Enfin, suprême illusion schizophrène, celle de l'homme impeccable. Mais cette illusion tient-elle devant tant de négativités engendrées? Et que devient l'homme désillusionné sans radicale possibilité de pardon? Si l'homme est responsable sans recours, qui nous pardonnera questionne le moderne Camus. S'il n'y a plus de radical pardon possible, il ne reste que la honte ou la fuite. Et souvent les deux en même temps. Fuite honteuse qu'on décèle jusque dans les idéologies les plus séduisantes. Avec leur fausse mauvaise conscience qui choisit chaque fois l'explication qui ne la met en question que fictivement. Avec leur mécanisme de défense contre l'angoisse inhérente à la réelle décision. Avec leur réflexe manichéen de dissocier le bien et le mal en pure extériorité. Avec leur réflexe infantile de toujours rejeter la faute sur l'autre...
A moins d'assumer son péché pour le révolutionner en grâce, l'homme, consciemment et beaucoup plus inconsciemment encore, ne peut qu'avoir honte. La honte se trouve les raisons pour supprimer l'autre sans qui, fondamentalement, la honte ne serait pas.
Est-ce Dieu qui est refoulé? Ou est-ce l'homme qui se refoule devant Dieu ? L'homme honteux se réfugie dans la caverne. Et là, ayant perdu le sens de sa raison, tourne désespérément en rond. Le grand enfermement. Ile d'Utopia. Société parfaite. Jardin zoologique. Asile d'aliéné. Archipel du Goulag...

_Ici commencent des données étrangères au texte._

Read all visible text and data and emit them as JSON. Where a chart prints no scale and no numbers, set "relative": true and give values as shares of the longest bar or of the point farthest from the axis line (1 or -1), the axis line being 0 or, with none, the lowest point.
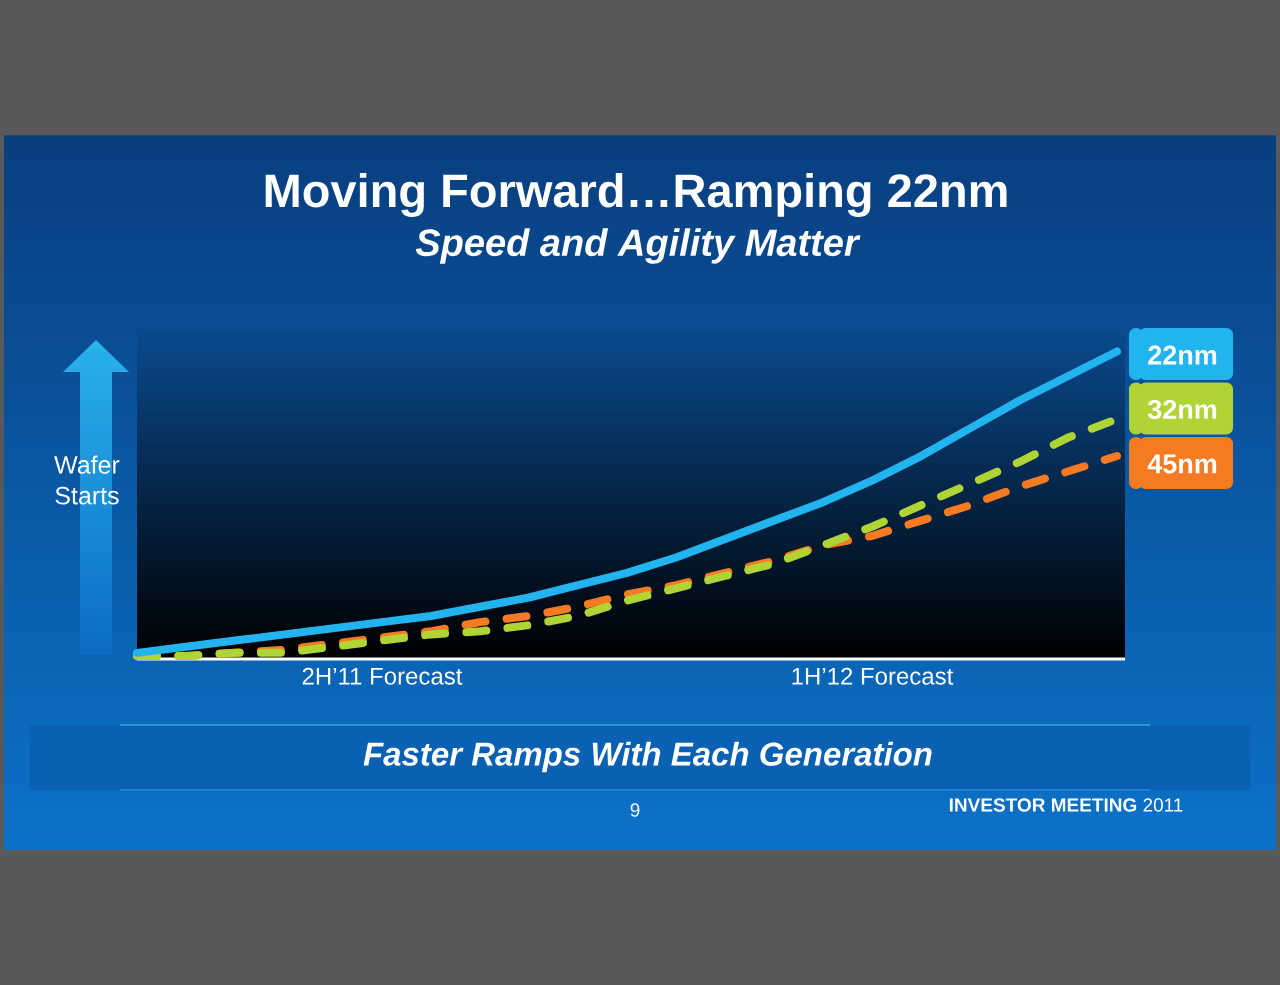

Pour une intelligence malade de l'anthropocentrique schizophrénie une idéologie comme le marxisme peut représenter, selon la formule de Sartre, l'horizon indépassable de la modernité. Mais n'est-ce pas précisément parce que cette idéologie constitue, selon l'expression de J. Ellul, l'acrostiche géant de nos mensonges modernes?
On ne refoule pas impunément Dieu. On refoule encore moins impunément ce refoulement lui-même. Ce péché contre l'Esprit est promis à la mort.
On croyait que l'homme, enfin délivré de son mystère, retrouverait son innocence. On croyait que l'homme, enfin rendu, sans illusions, à la pure immanence, s'épanouirait comme le plus bel animal dans le plus beau jardin zoologique. C'est seulement un étrange mal qui se mit à proliférer...
L'homme est sans doute trop grand pour être offert aux augures des maîtres penseurs de ce temps. Le mystère des profondeurs humaines, même barricadées, est trop saint pour être livré aux trafiquants du temple. Alors qui nous sauvera?
Et si l'homme d'aujourd'hui, l'homme occidental, malade comme un chien, malade de Dieu, savait ne pas désespérer! Et suivre le mince fil d'eau qui, au travers de l'incroyable amoncellement de défenses obstruant ses divines profondeurs, continue à sourdre, témoin de la Source.